Une partie du chœur et des musiciens dans le Magnificat final
– Photo Alain Huc de Vaubert –
Tout commence par une impressionnante sonnerie de cuivres, improvisation sur une « Basse de Trompette », du spécialiste de l’époque, Cesare Bendinelli. Une ouverture particulièrement rutilante, scandée par une percussion joyeuse, pour une célébration d’une telle ampleur. Le déroulé de la cérémonie alterne donc les incantations épurées, presque austères de plain-chant, exécutées avec ferveur par les Scandicus, et les déploiements fastueux des motets et canzoni. Le Kyrie ouvre la messe sur un foisonnement généreux qui mêle voix et instruments, comme dans un déferlement de vagues sonores. Chacun de ces motets, chacune de ces canzoni possède sa propre richesse. Richesse rythmique qui combine avec art mesures ternaires et binaires, dans une dynamique permanente, richesse harmonique qui emprunte la voie de modulations inattendues et si sensibles.

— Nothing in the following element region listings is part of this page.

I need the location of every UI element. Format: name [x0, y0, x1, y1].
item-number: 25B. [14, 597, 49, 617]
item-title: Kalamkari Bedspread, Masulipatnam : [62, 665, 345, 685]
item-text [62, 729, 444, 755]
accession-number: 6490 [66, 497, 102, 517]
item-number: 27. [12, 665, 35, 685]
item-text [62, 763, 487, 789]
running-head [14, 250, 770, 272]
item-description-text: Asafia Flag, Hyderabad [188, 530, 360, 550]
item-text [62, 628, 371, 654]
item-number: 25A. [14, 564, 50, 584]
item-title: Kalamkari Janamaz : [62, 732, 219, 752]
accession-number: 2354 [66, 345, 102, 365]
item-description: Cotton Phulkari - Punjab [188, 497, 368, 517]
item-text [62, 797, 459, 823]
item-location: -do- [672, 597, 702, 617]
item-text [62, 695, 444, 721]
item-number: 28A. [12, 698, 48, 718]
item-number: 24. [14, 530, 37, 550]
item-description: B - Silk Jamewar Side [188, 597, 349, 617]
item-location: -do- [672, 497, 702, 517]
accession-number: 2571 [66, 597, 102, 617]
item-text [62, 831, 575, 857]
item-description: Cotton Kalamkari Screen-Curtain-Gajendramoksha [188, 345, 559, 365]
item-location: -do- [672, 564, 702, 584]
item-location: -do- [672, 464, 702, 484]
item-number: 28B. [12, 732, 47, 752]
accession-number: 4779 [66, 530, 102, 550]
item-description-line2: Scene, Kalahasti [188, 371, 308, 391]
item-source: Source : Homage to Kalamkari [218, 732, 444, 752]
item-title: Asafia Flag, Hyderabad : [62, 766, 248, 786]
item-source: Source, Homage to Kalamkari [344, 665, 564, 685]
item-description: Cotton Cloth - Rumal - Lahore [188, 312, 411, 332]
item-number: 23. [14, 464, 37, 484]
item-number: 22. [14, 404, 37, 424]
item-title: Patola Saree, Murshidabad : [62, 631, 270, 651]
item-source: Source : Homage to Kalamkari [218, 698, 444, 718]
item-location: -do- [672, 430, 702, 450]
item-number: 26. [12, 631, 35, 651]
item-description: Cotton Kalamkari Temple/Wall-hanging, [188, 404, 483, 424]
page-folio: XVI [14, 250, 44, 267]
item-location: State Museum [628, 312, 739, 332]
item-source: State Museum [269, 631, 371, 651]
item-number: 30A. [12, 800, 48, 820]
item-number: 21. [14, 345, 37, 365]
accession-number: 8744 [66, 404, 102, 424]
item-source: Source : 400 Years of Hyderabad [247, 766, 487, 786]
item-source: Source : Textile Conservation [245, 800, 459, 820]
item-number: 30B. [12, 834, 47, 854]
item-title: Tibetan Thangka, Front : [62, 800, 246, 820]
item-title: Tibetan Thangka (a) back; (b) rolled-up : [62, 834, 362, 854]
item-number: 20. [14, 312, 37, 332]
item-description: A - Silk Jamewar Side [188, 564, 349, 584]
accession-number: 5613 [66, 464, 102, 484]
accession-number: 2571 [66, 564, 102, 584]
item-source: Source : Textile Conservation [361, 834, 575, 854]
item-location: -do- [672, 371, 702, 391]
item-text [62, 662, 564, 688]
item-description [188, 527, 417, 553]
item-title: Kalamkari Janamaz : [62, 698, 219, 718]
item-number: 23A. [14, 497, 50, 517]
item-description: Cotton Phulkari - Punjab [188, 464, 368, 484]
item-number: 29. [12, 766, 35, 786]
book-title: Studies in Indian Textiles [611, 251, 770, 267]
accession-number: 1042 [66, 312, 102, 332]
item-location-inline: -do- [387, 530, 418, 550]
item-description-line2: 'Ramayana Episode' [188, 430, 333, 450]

Jean-Pierre Canihac, au cornetto
– Photo Alain Huc de Vaubert –
Dans le Quem vidisti à 14, le dialogue entre les voix solistes et les instruments atteint une acuité étonnante. In Ecclesiis est le siège de nuances crescendo-decrescendo d’une incroyable force expressive, alors que la ferveur du Jubilate Deo (à 10 seulement !) réjouit le cœur. Le Magnificat, qui clôt la célébration, atteint un niveau de jubilation proprement céleste.
Entre les pièces vocales s’insèrent de splendides canzoni instrumentales, dont la Renaissance avait le secret. La virtuosité des musiciens y trouve un terrain d’expression au plus haut niveau. La Canzon duodecimi à 10 instaure en particulier un dialogue éblouissant entre violons et cornetti qui donne le vertige.
Dans la Canzon in eco à 3 cornetti, de Giovanni Martino Cesare, Jean-Pierre Canihac reprend son cornetto, habile et riche de sonorités, pour un échange spatialisé et poétique, comme pastoral, avec ses deux compères. Et puis, Michel Bouvard, au grand orgue de la cathédrale, balise le déroulement de la messe de quelques pièces solennelles d’une grande beauté.
Les chanteurs solistes de cette messe – Photo Classictoulouse –
Il faut ici souligner les qualités des chanteurs, issus des ensembles participant à la fête. En particulier, chaque membre d’A Sei Voci apporte une contribution irréprochable de splendeur vocale et de style au premier plan des interventions solistes.
On ne peut également qu’admirer l’excellence de la participation du grand Chœur du Capitole. Son adaptation aussi bien vocale que stylistique au répertoire de la Renaissance en dit long sur sa souplesse, sur la permanence de ses qualités vocales et musicales, ainsi que sur la profondeur du travail de préparation mené par Alfonso Caiani.
Enfin, Jean-Pierre Canihac, l’artisan à l’initiative de cet événement, mène tout ce beau monde avec la précision nécessaire ainsi que la souplesse que réclame une musique aussi riche, aussi fervente.